Number in decimal form will be $=\cfrac{13}{3125}$

$=\cfrac{13}{5^5}(\cfrac{2^5}{2^5})$

=$\cfrac{13\times 32}{10^5}=0.00416$

(ii) Number is $\cfrac{17}{8} =\cfrac{17}{2^3}(\cfrac{5^3}{5^3})$

=$\cfrac{2125}{1000}=2.125$

(iv) $\cfrac{15}{1600}=\cfrac{3}{320}$ where 320 = $2^6 5$ Hence number is **terminating decimal**.

Hence $\cfrac{15}{1600}=\cfrac{3}{2^6\times 5}(\cfrac{5^5}{5^5})$

=$\cfrac{9375}{10^6}=0.009375$

(vi) Denominator is $2^3 5^2$ Hence **terminating decimal**.

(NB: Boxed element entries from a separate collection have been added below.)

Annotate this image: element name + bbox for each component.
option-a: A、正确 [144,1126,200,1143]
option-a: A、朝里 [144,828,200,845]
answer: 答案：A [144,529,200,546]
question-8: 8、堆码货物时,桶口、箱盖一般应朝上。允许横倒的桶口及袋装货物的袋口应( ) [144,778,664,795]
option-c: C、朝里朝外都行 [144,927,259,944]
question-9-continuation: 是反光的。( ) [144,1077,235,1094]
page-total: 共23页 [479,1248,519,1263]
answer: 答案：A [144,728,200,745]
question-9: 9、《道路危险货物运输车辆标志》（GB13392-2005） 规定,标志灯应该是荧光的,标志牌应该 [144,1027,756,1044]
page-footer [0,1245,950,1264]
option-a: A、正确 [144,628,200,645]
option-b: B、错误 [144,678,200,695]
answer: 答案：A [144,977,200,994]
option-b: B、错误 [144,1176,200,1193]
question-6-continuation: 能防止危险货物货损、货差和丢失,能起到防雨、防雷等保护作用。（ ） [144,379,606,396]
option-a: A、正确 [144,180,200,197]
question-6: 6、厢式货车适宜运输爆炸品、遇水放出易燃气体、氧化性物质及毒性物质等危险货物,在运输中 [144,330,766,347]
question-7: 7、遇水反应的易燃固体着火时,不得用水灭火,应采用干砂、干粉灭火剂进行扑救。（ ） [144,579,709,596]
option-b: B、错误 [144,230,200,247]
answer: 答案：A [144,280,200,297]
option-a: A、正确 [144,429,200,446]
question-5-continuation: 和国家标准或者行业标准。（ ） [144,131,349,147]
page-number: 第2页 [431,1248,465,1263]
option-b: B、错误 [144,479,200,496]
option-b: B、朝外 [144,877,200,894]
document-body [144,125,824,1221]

Number is $\cfrac{23}{2^3 5^2}=\cfrac{23}{2^3 5^2}(\cfrac{5}{5})$

$=\cfrac{115}{10^3}=0.115$

(viii) $\cfrac{6}{15}=\cfrac{2}{5}$. Since Denominator is 5 . Hence number is having **terminating decimal**.

The number is $\cfrac{2}{5}(\cfrac{2}{2})$

$=\cfrac{4}{10}=0.4$

(ix) Denominator is $2\times 5^2$ hence is **terminating decimal**.

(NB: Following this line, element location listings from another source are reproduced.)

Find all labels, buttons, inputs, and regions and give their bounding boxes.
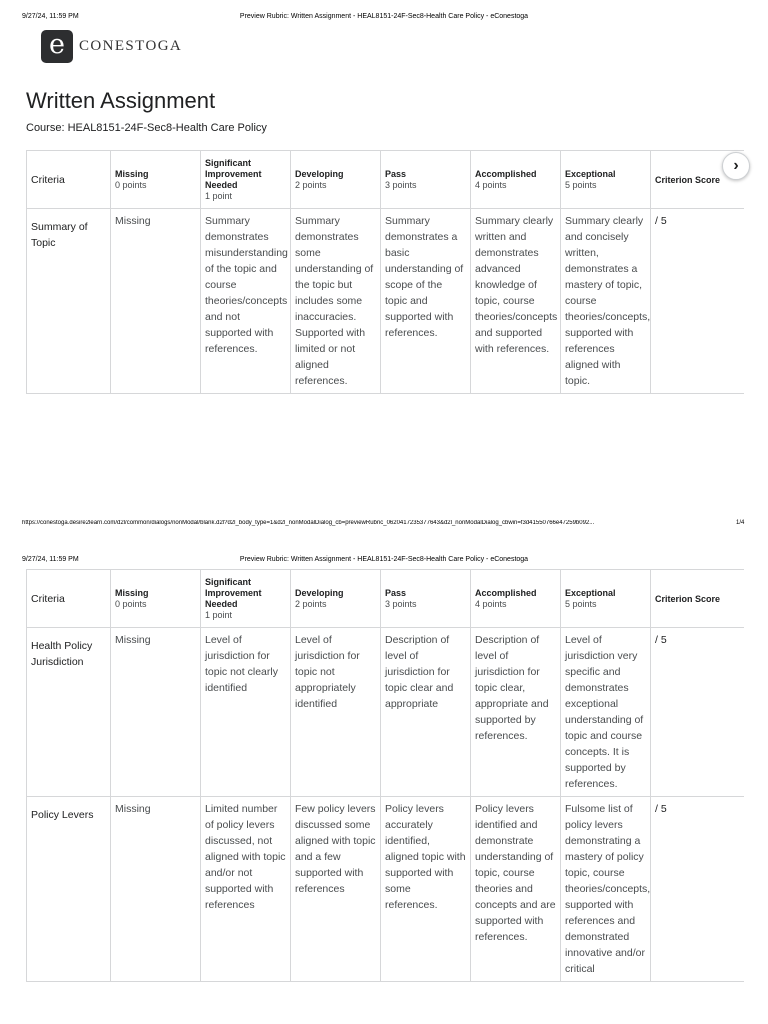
criterion-score: / 5 bbox=[651, 797, 745, 982]
print-title: Preview Rubric: Written Assignment - HEAL8151-24F-Sec8-Health Care Policy - eConestoga bbox=[239, 556, 529, 563]
print-date: 9/27/24, 11:59 PM bbox=[22, 556, 79, 563]
level-header-significant: Significant Improvement Needed 1 point bbox=[201, 570, 291, 628]
rubric-cell: Level of jurisdiction for topic not appropriately identified bbox=[291, 628, 381, 797]
chevron-right-icon: › bbox=[733, 157, 739, 174]
level-header-pass: Pass 3 points bbox=[381, 151, 471, 209]
criteria-header: Criteria bbox=[27, 151, 111, 209]
criterion-name: Summary of Topic bbox=[27, 209, 111, 394]
rubric-cell: Policy levers identified and demonstrate understanding of topic, course theories and concepts and are supported with references. bbox=[471, 797, 561, 982]
rubric-cell: Missing bbox=[111, 797, 201, 982]
print-header bbox=[0, 13, 768, 27]
criterion-name: Policy Levers bbox=[27, 797, 111, 982]
rubric-cell: Fulsome list of policy levers demonstrating a mastery of policy topic, course theories/concepts, supported with references and demonstrated innovative and/or critical bbox=[561, 797, 651, 982]
rubric-cell: Few policy levers discussed some aligned with topic and a few supported with references bbox=[291, 797, 381, 982]
level-header-developing: Developing 2 points bbox=[291, 151, 381, 209]
print-footer bbox=[0, 520, 768, 532]
criterion-score-header: Criterion Score bbox=[651, 570, 745, 628]
logo-e-icon: e bbox=[41, 30, 73, 63]
level-header-pass: Pass 3 points bbox=[381, 570, 471, 628]
criterion-score: / 5 bbox=[651, 209, 745, 394]
print-header-page2 bbox=[0, 556, 768, 570]
rubric-row-jurisdiction bbox=[27, 628, 745, 797]
rubric-cell: Summary clearly and concisely written, demonstrates a mastery of topic, course theories/concepts, supported with references aligned with topic. bbox=[561, 209, 651, 394]
rubric-cell: Description of level of jurisdiction for topic clear, appropriate and supported by references. bbox=[471, 628, 561, 797]
rubric-cell: Limited number of policy levers discussed, not aligned with topic and/or not supported with references bbox=[201, 797, 291, 982]
criterion-score: / 5 bbox=[651, 628, 745, 797]
course-line: Course: HEAL8151-24F-Sec8-Health Care Policy bbox=[26, 122, 267, 134]
rubric-cell: Summary demonstrates some understanding of the topic but includes some inaccuracies. Supported with limited or not aligned references. bbox=[291, 209, 381, 394]
page-title: Written Assignment bbox=[26, 88, 216, 113]
logo-text: CONESTOGA bbox=[79, 38, 183, 54]
level-header-accomplished: Accomplished 4 points bbox=[471, 570, 561, 628]
criterion-name: Health Policy Jurisdiction bbox=[27, 628, 111, 797]
level-header-exceptional: Exceptional 5 points bbox=[561, 151, 651, 209]
rubric-cell: Missing bbox=[111, 628, 201, 797]
rubric-cell: Policy levers accurately identified, aligned topic with supported with some references. bbox=[381, 797, 471, 982]
rubric-cell: Level of jurisdiction for topic not clearly identified bbox=[201, 628, 291, 797]
conestoga-logo[interactable] bbox=[41, 30, 182, 63]
print-url: https://conestoga.desire2learn.com/d2l/common/dialogs/nonModal/blank.d2l?d2l_body_type=1&d2l_nonModalDialog_cb=previewRubric_0620417235377643&d2l_nonModalDialog_cbwin=f3d41550766e47259b092... bbox=[22, 520, 595, 526]
level-header-missing: Missing 0 points bbox=[111, 570, 201, 628]
rubric-table-page1 bbox=[26, 150, 744, 394]
rubric-cell: Summary demonstrates a basic understanding of scope of the topic and supported with references. bbox=[381, 209, 471, 394]
print-date: 9/27/24, 11:59 PM bbox=[22, 13, 79, 20]
level-header-missing: Missing 0 points bbox=[111, 151, 201, 209]
level-header-significant: Significant Improvement Needed 1 point bbox=[201, 151, 291, 209]
rubric-cell: Level of jurisdiction very specific and demonstrates exceptional understanding of topic and course concepts. It is supported by references. bbox=[561, 628, 651, 797]
rubric-row-policy-levers bbox=[27, 797, 745, 982]
criteria-header: Criteria bbox=[27, 570, 111, 628]
level-header-exceptional: Exceptional 5 points bbox=[561, 570, 651, 628]
print-title: Preview Rubric: Written Assignment - HEAL8151-24F-Sec8-Health Care Policy - eConestoga bbox=[239, 13, 529, 20]
print-page-number: 1/4 bbox=[736, 520, 745, 526]
rubric-table-page2 bbox=[26, 569, 744, 1024]
rubric-cell: Missing bbox=[111, 209, 201, 394]
rubric-cell: Summary clearly written and demonstrates advanced knowledge of topic, course theories/concepts and supported with references. bbox=[471, 209, 561, 394]
criterion-score-header: Criterion Score bbox=[651, 151, 745, 209]
rubric-cell: Description of level of jurisdiction for topic clear and appropriate bbox=[381, 628, 471, 797]
rubric-cell: Summary demonstrates misunderstanding of the topic and course theories/concepts and not supported with references. bbox=[201, 209, 291, 394]
level-header-developing: Developing 2 points bbox=[291, 570, 381, 628]
level-header-accomplished: Accomplished 4 points bbox=[471, 151, 561, 209]
scroll-right-button[interactable] bbox=[722, 152, 750, 180]
rubric-row-summary bbox=[27, 209, 745, 394]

The Number is $\cfrac{35}{50}=0.7$

Question 3:- The following real numbers have decimal expansions as given below. In each case, decide whether they are rational or not. If they are rational, and of the form $\cfrac{p}{q}$, what can you say about the prime factor of q?

(i) 43.123456789

(ii) 0.120120012000120000….

(iii) $43.\overline{123456789}$

**Solution 3. (i) ** Number is 43.123456789 a terminating decimal is a rational number.

$\cfrac{p}{q}$ form of number is $=\cfrac{43123456789}{10^9}$

Hence prime factors of q are 2 and 5.

(ii) Number 0.120120012000120000…. is non-terminating decimal. Hence an irrational number.

(iii) Number $43.\overline{123456789}$ if expressed in the form $\cfrac{p}{q}$ then $q=3^2\times 11\times 1010101$ Hence prime factors of q are 3, 11, 1010101.